Bu yüzden bazı kısıtlamalar zorunlu olarak devam ediyor.

Sanayicinin, tüccarın, esnafın yeniden canlandırılması gerekiyor.

Tüm zorlu koşullara rağmen üretmeye devam edenler hükümet tarafından desteklenmeli.

Tüm kesimler ciddi anlamda gelir kaybına uğradı.

Son yıllarda Türkiye'de sanayide dev hamleler yaşandı.

Sanayi ürünlerinin ithalatı azaldı, ihracat arttı.

Türkiye ekonomisinde pandemi sürecinin olumsuz etkileri devam ederken kaybettiği canlılığı yeniden kazanabilmesi, üç - dört ay duran üretimin yeniden pandemi öncesine dönebilmesi için ekonomik destek kaçınılmaz.
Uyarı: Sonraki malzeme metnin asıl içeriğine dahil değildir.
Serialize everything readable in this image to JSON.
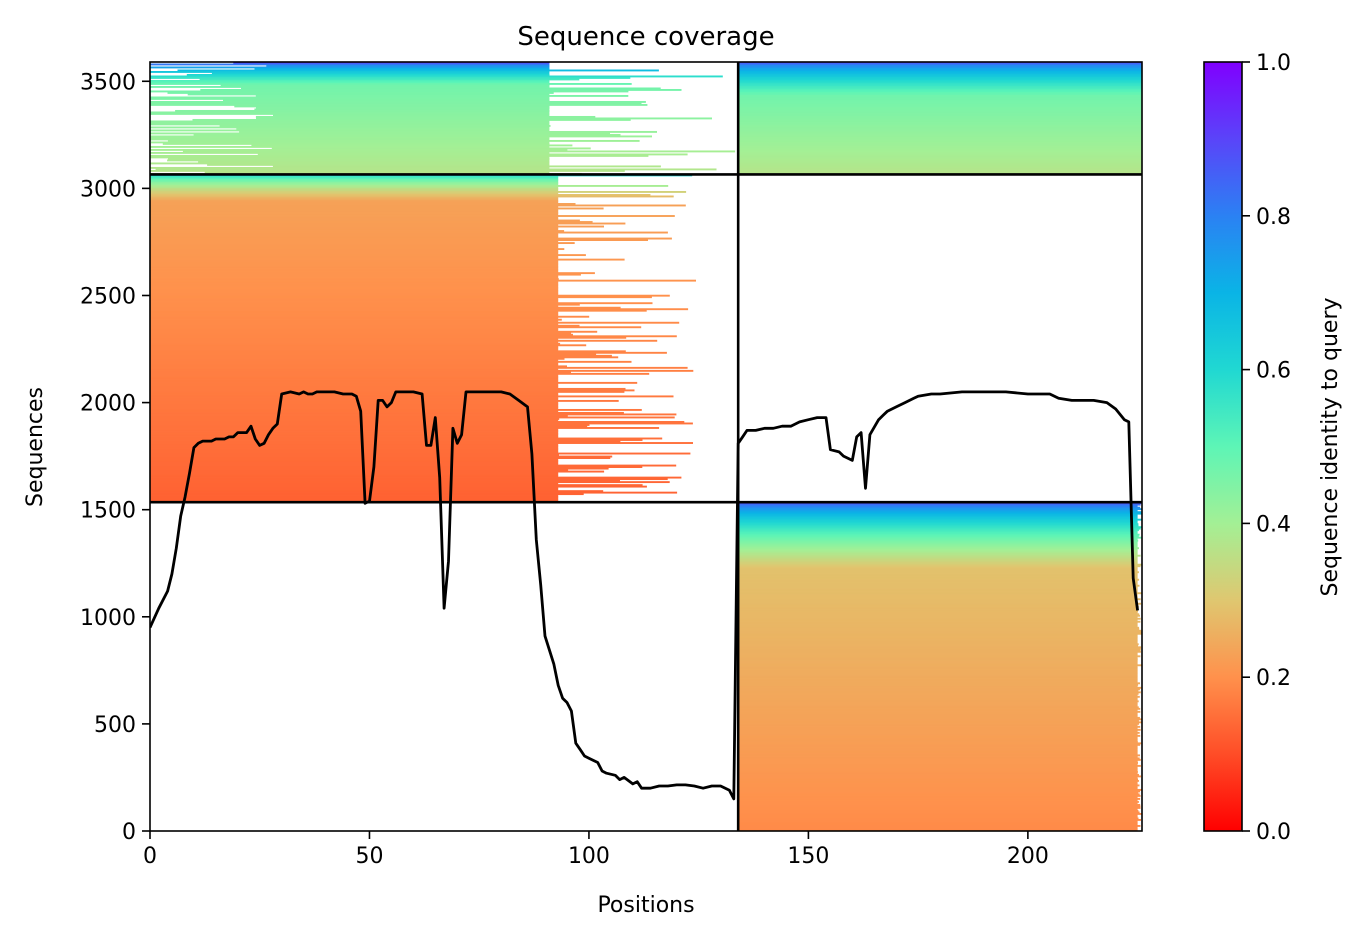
{
  "chart_data": {
    "type": "heatmap",
    "title": "Sequence coverage",
    "xlabel": "Positions",
    "ylabel": "Sequences",
    "xlim": [
      0,
      226
    ],
    "ylim": [
      0,
      3590
    ],
    "xticks": [
      0,
      50,
      100,
      150,
      200
    ],
    "yticks": [
      0,
      500,
      1000,
      1500,
      2000,
      2500,
      3000,
      3500
    ],
    "colorbar": {
      "label": "Sequence identity to query",
      "range": [
        0.0,
        1.0
      ],
      "ticks": [
        "0.0",
        "0.2",
        "0.4",
        "0.6",
        "0.8",
        "1.0"
      ],
      "colormap": "rainbow_r"
    },
    "colors": {
      "line": "#000000",
      "divider": "#000000",
      "empty": "#ffffff"
    },
    "dividers": {
      "x": [
        134
      ],
      "y": [
        1535,
        3065
      ]
    },
    "blocks": [
      {
        "name": "top-left",
        "x": [
          0,
          134
        ],
        "y": [
          3065,
          3590
        ],
        "identity_low": 0.42,
        "identity_high": 0.9,
        "high_fraction": 0.2,
        "base_coverage_x": 91,
        "ragged_max_x": 134
      },
      {
        "name": "top-right",
        "x": [
          134,
          226
        ],
        "y": [
          3065,
          3590
        ],
        "identity_low": 0.42,
        "identity_high": 0.88,
        "high_fraction": 0.3,
        "base_coverage_x": 226,
        "ragged_max_x": 226
      },
      {
        "name": "middle-left",
        "x": [
          0,
          134
        ],
        "y": [
          1535,
          3065
        ],
        "identity_low": 0.18,
        "identity_high": 0.62,
        "high_fraction": 0.08,
        "base_coverage_x": 93,
        "ragged_max_x": 125
      },
      {
        "name": "bottom-right",
        "x": [
          134,
          226
        ],
        "y": [
          0,
          1535
        ],
        "identity_low": 0.24,
        "identity_high": 0.9,
        "high_fraction": 0.2,
        "base_coverage_x": 225,
        "ragged_max_x": 226
      }
    ],
    "coverage_line": [
      [
        0,
        950
      ],
      [
        2,
        1040
      ],
      [
        4,
        1120
      ],
      [
        5,
        1200
      ],
      [
        6,
        1320
      ],
      [
        7,
        1470
      ],
      [
        8,
        1560
      ],
      [
        9,
        1670
      ],
      [
        10,
        1790
      ],
      [
        11,
        1810
      ],
      [
        12,
        1820
      ],
      [
        14,
        1820
      ],
      [
        15,
        1830
      ],
      [
        17,
        1830
      ],
      [
        18,
        1840
      ],
      [
        19,
        1840
      ],
      [
        20,
        1860
      ],
      [
        22,
        1860
      ],
      [
        23,
        1890
      ],
      [
        24,
        1830
      ],
      [
        25,
        1800
      ],
      [
        26,
        1810
      ],
      [
        27,
        1850
      ],
      [
        28,
        1880
      ],
      [
        29,
        1900
      ],
      [
        30,
        2040
      ],
      [
        32,
        2050
      ],
      [
        34,
        2040
      ],
      [
        35,
        2050
      ],
      [
        36,
        2040
      ],
      [
        37,
        2040
      ],
      [
        38,
        2050
      ],
      [
        40,
        2050
      ],
      [
        42,
        2050
      ],
      [
        44,
        2040
      ],
      [
        46,
        2040
      ],
      [
        47,
        2030
      ],
      [
        48,
        1960
      ],
      [
        49,
        1530
      ],
      [
        50,
        1540
      ],
      [
        51,
        1700
      ],
      [
        52,
        2010
      ],
      [
        53,
        2010
      ],
      [
        54,
        1980
      ],
      [
        55,
        2000
      ],
      [
        56,
        2050
      ],
      [
        58,
        2050
      ],
      [
        60,
        2050
      ],
      [
        62,
        2040
      ],
      [
        63,
        1800
      ],
      [
        64,
        1800
      ],
      [
        65,
        1930
      ],
      [
        66,
        1650
      ],
      [
        67,
        1040
      ],
      [
        68,
        1260
      ],
      [
        69,
        1880
      ],
      [
        70,
        1810
      ],
      [
        71,
        1850
      ],
      [
        72,
        2050
      ],
      [
        74,
        2050
      ],
      [
        78,
        2050
      ],
      [
        80,
        2050
      ],
      [
        82,
        2040
      ],
      [
        84,
        2010
      ],
      [
        86,
        1980
      ],
      [
        87,
        1760
      ],
      [
        88,
        1360
      ],
      [
        89,
        1150
      ],
      [
        90,
        910
      ],
      [
        92,
        780
      ],
      [
        93,
        680
      ],
      [
        94,
        620
      ],
      [
        95,
        600
      ],
      [
        96,
        560
      ],
      [
        97,
        410
      ],
      [
        98,
        380
      ],
      [
        99,
        350
      ],
      [
        100,
        340
      ],
      [
        102,
        320
      ],
      [
        103,
        280
      ],
      [
        104,
        270
      ],
      [
        106,
        260
      ],
      [
        107,
        240
      ],
      [
        108,
        250
      ],
      [
        110,
        220
      ],
      [
        111,
        230
      ],
      [
        112,
        200
      ],
      [
        114,
        200
      ],
      [
        116,
        210
      ],
      [
        118,
        210
      ],
      [
        120,
        215
      ],
      [
        122,
        215
      ],
      [
        124,
        210
      ],
      [
        126,
        200
      ],
      [
        128,
        210
      ],
      [
        130,
        210
      ],
      [
        132,
        190
      ],
      [
        133,
        150
      ],
      [
        134,
        1810
      ],
      [
        135,
        1840
      ],
      [
        136,
        1870
      ],
      [
        138,
        1870
      ],
      [
        140,
        1880
      ],
      [
        142,
        1880
      ],
      [
        144,
        1890
      ],
      [
        146,
        1890
      ],
      [
        148,
        1910
      ],
      [
        150,
        1920
      ],
      [
        152,
        1930
      ],
      [
        154,
        1930
      ],
      [
        155,
        1780
      ],
      [
        157,
        1770
      ],
      [
        158,
        1750
      ],
      [
        160,
        1730
      ],
      [
        161,
        1840
      ],
      [
        162,
        1860
      ],
      [
        163,
        1600
      ],
      [
        164,
        1850
      ],
      [
        166,
        1920
      ],
      [
        167,
        1940
      ],
      [
        168,
        1960
      ],
      [
        170,
        1980
      ],
      [
        172,
        2000
      ],
      [
        174,
        2020
      ],
      [
        175,
        2030
      ],
      [
        178,
        2040
      ],
      [
        180,
        2040
      ],
      [
        185,
        2050
      ],
      [
        190,
        2050
      ],
      [
        195,
        2050
      ],
      [
        200,
        2040
      ],
      [
        205,
        2040
      ],
      [
        207,
        2020
      ],
      [
        210,
        2010
      ],
      [
        215,
        2010
      ],
      [
        218,
        2000
      ],
      [
        220,
        1970
      ],
      [
        222,
        1920
      ],
      [
        223,
        1910
      ],
      [
        224,
        1180
      ],
      [
        225,
        1030
      ]
    ]
  }
}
Gerçi verilen bazı destekler var.

Ancak bu yeterli değil.

EOSB Başkanı Nadir Küpeli'nin özellikle altını çizdiği;

'SGK ve vergi ödemelerinin zamanı yaklaşıyor. Bu ödemeler ötelenmeli. İhracata yönelik ve yüksek katma değer sağlayacak sektörlerin ve yatırımların bu dönemde daha fazla desteklemeliyiz. İç piyasanın canlanmasını sağlayacak yeni vergi ve ÖTV düzenlemelerinin de hızlı yapılması, 2020 yılının kalan döneminin daha iyi geçmesini sağlayacağı gibi, işsizliğin de çözümüne katkı verecek' öneriler dikkate alınmalı.

Yoksa yükselişe geçen sanayi üretimi yeniden duraklama veya düşme yaşayabilir.

Geliri, giderini karşılamayan işletmeler üretime ara verir veya kapanır.

Bu da zaten var olan işsiz sayısının katlanmasına neden olabilir.